Dan ketika tentara Inggris tiba untuk memulihkan keamanan di
Ulster, Agustus 1969, IRA langsung mengadakan perlawanan. Mereka
tidak saja menembaki penduduk Protestan, tapi juga polisi dan
tentara Inggris yang baru datang. Puncaknya adalah pembunuhan
terhadap Lord Mountbatten. "Mereka mulanya bertujuan baik, tapi
sekarang mereka komunis," kata seorang pekerja di Dublin.
"Tujuan mereka bukan lagi mempersatukan Irlandia, tapi untuk
kekuasaan, seperti Ayatullah atau idel Castro," tambahnya.

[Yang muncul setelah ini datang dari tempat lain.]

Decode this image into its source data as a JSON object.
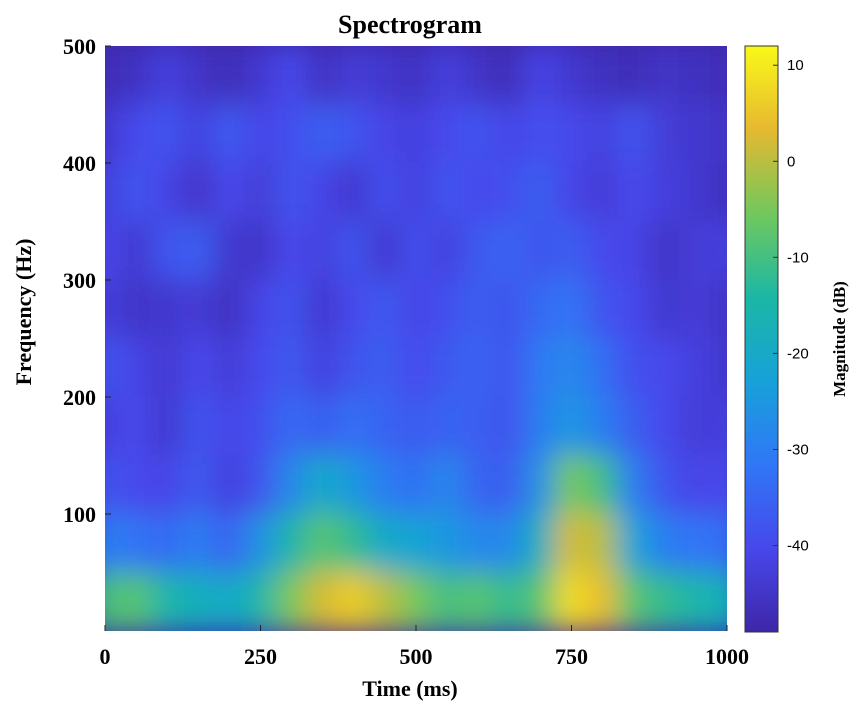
{
  "chart_data": {
    "type": "heatmap",
    "title": "Spectrogram",
    "xlabel": "Time (ms)",
    "ylabel": "Frequency (Hz)",
    "colorbar_label": "Magnitude (dB)",
    "xlim": [
      0,
      1000
    ],
    "ylim": [
      0,
      500
    ],
    "clim": [
      -49,
      12
    ],
    "colormap": "parula",
    "x_ticks": [
      0,
      250,
      500,
      750,
      1000
    ],
    "y_ticks": [
      100,
      200,
      300,
      400,
      500
    ],
    "colorbar_ticks": [
      10,
      0,
      -10,
      -20,
      -30,
      -40
    ],
    "time_bins_ms": [
      0,
      50,
      100,
      150,
      200,
      250,
      300,
      350,
      400,
      450,
      500,
      550,
      600,
      650,
      700,
      750,
      800,
      850,
      900,
      950,
      1000
    ],
    "freq_bins_hz": [
      475,
      425,
      375,
      325,
      275,
      225,
      175,
      125,
      75,
      25
    ],
    "magnitude_db": [
      [
        -47,
        -46,
        -42,
        -45,
        -47,
        -44,
        -40,
        -46,
        -43,
        -44,
        -46,
        -42,
        -45,
        -47,
        -41,
        -44,
        -46,
        -47,
        -45,
        -46,
        -47
      ],
      [
        -44,
        -40,
        -38,
        -42,
        -37,
        -41,
        -39,
        -36,
        -38,
        -41,
        -42,
        -40,
        -38,
        -41,
        -39,
        -40,
        -42,
        -38,
        -43,
        -44,
        -45
      ],
      [
        -42,
        -38,
        -41,
        -45,
        -40,
        -43,
        -38,
        -41,
        -44,
        -39,
        -42,
        -38,
        -40,
        -39,
        -36,
        -41,
        -43,
        -40,
        -42,
        -44,
        -46
      ],
      [
        -40,
        -44,
        -38,
        -36,
        -44,
        -45,
        -40,
        -42,
        -38,
        -44,
        -39,
        -42,
        -37,
        -35,
        -38,
        -36,
        -40,
        -41,
        -45,
        -43,
        -42
      ],
      [
        -42,
        -45,
        -44,
        -43,
        -46,
        -41,
        -38,
        -44,
        -40,
        -37,
        -41,
        -39,
        -36,
        -38,
        -34,
        -32,
        -38,
        -40,
        -44,
        -43,
        -45
      ],
      [
        -38,
        -41,
        -44,
        -40,
        -43,
        -40,
        -37,
        -42,
        -38,
        -36,
        -40,
        -37,
        -35,
        -38,
        -31,
        -28,
        -33,
        -39,
        -40,
        -42,
        -44
      ],
      [
        -42,
        -40,
        -44,
        -38,
        -41,
        -39,
        -34,
        -36,
        -33,
        -35,
        -37,
        -35,
        -36,
        -38,
        -30,
        -25,
        -30,
        -36,
        -40,
        -43,
        -42
      ],
      [
        -38,
        -40,
        -41,
        -37,
        -42,
        -38,
        -28,
        -20,
        -25,
        -30,
        -33,
        -28,
        -35,
        -36,
        -26,
        -5,
        -10,
        -30,
        -38,
        -41,
        -40
      ],
      [
        -30,
        -32,
        -34,
        -30,
        -35,
        -26,
        -15,
        -8,
        -12,
        -20,
        -22,
        -25,
        -28,
        -28,
        -18,
        2,
        0,
        -22,
        -30,
        -32,
        -33
      ],
      [
        -10,
        -8,
        -15,
        -18,
        -20,
        -15,
        -5,
        2,
        6,
        0,
        -5,
        -10,
        -8,
        -12,
        -8,
        8,
        4,
        -8,
        -12,
        -15,
        -18
      ]
    ]
  }
}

Memang ada jaringan kerjasamanya dengan berbagai organisasi di
luar Irlandia. Tuduhan bahwa IRA mendapat bantuan negara
tertentu sukar dielakkan.
Dana yang diperolehnya diketahui berasal dari masyarakat
Irlandia di Amerika Serikat. Atau dari usaha melindungi rumah
pelacuran, panti pijat dan berbagai usaha kejahatan semakin
terlihat bahayanya ketika terbongkar rencana pengiriman senjata
buatan Cekoslowakia, tahun 1971.
Maria Mc Guire pernah menulis dalam suatu buku bahwa seorang
tokoh IRA, David O'Connel, sering berkelana di Eropa. Ia
mengadakan hubungan dari Paris ke Bern dan Amsterdam untuk
mencari bantuan senjata. Salah satu kontak yang pernah
dilakukannya adalah dengan Omnipol, sebuah pabrik senjata di
Praha yang diawasi oleh KGB (Badan Intelijen Soviet). Dan
O'Connel berhasil mendapat senjata sebanyak 166 peti. Namun
dalam perjalanan lewat Amsterdam rencana penyelundupan senjata
itu diketahui polisi.
Aktivitas IRA belakangan ini memang agak menonjol. Bahkan
mingguan The New York Times yang terbit awal Maret menyebut
IRA sebagai organisasi revolusioner ke-2 setelah Organisasi
Pembebasan Palestina (PLO). Hubungannya dengan PLO juga cukup
dekat. Pertama kali IRA mengirim kontingennya ke Jordania untuk
berlatih di kamp gerilyawan Palestina, tahun 1969. IRA juga
pernah menjadi tamu kehormatan dalam suatu konperensi bersejarah
di Florence, Italia, Oktober 1971. Konperensi itu berakhir
dengan pembentukan Gerilya Eropa Internasional.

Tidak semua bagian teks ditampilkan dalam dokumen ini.